Tap and well water sources can contain different substances characteristic of the natural environment where the water originated. Water that goes through rocky formations containing a lot of limestone will contain high amounts of calcium and carbonates, while water that goes through dolomitic rock will contain significant amounts of magnesium as well. Water that contains high amounts of Ca or Mg is not necessarily problematic and can be dealt with by adapting the nutrient solution to account for these ions, you can read more about hard water and its use in hydroponics by reading my previous post on the subject. These water sources usually need a significant amount of acid to reach the 5.5-6.5 range, so accounting for the nutrient contribution of the acid in the nutrient formulation is also fundamental.

The most problematic water sources will contain high amounts of either sodium or chlorides, two ions that we cannot deal with easily in hydroponics and that can be specially bad for plants. You can read more about sodium in hydroponics here, and chlorides and hydroponics here. Sodium concentrations below 200 ppm can be manageable, but any higher concentrations will invariably lead to issues in hydroponics. Chlorides are even more harmful with the threshold for problems at just 50 ppm. Iron can be similarly problematic as sources that contain high amounts of Fe can be incompatible with plants and the Fe can be difficult to remove. This is why the first step in analyzing a water source should always be an analysis including Na, Cl and Fe. If the values are too high then this water source will require reverse osmosis to be usable.

If Na, Cl and Fe are within limits then we can ask the question of whether this water source is approved for human consumption. If it is then we know that the amounts of heavy metals within it should be low, as well as the amount of other ions, such as nitrate and ammonium. If the water has not been approved by a utility company for human consumption then we need to do heavy metal and nitrate/ammonium analysis to figure out if this is actually safe to use. In some cases well water sources can be perfectly fine to grow plants but the products might be contaminated with heavy metals that make them unsuitable for human consumption.

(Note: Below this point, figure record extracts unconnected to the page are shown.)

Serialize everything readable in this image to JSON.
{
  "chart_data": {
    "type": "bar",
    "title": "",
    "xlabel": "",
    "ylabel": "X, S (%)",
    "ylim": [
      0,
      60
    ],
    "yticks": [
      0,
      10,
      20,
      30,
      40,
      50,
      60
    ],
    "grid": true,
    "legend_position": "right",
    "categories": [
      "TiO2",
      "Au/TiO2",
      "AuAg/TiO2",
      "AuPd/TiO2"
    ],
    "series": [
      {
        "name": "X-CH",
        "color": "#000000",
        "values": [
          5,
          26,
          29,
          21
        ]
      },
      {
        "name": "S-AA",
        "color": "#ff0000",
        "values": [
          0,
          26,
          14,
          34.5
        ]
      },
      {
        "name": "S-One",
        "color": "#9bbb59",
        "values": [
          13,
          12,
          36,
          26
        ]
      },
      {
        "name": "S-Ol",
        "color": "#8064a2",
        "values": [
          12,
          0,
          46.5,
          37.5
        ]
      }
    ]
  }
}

If a water source is within limits for all of the above then we should take into consideration whether we need custom formulations or whether we can get away with using commercially available hydroponic products “as is”. For sources that have relatively low amounts of Fe, Ca and Mg this is usually a possibility but for sources that have quantities of Fe above 2.5 ppm, Ca above 10 ppm or Mg above 5 ppm, it is advisable to go with a custom formulation that can account for the amount of minerals already present within the water. This can still mean using commercially prepared fertilizers only that the mixing ratios and schedules need to be adapted to manage what is already present in the water, so significant deviations from the manufacturer suggestions are to be expected.

Another important point is that none of the above accounts for potential biological activity within the water, which can be a big source of problems in plant culture. For this reason always make sure to run the water through carbon filtration and have in-line UV filters to ensure that no bacteria, viruses or fungal spores get to your plants through your water source.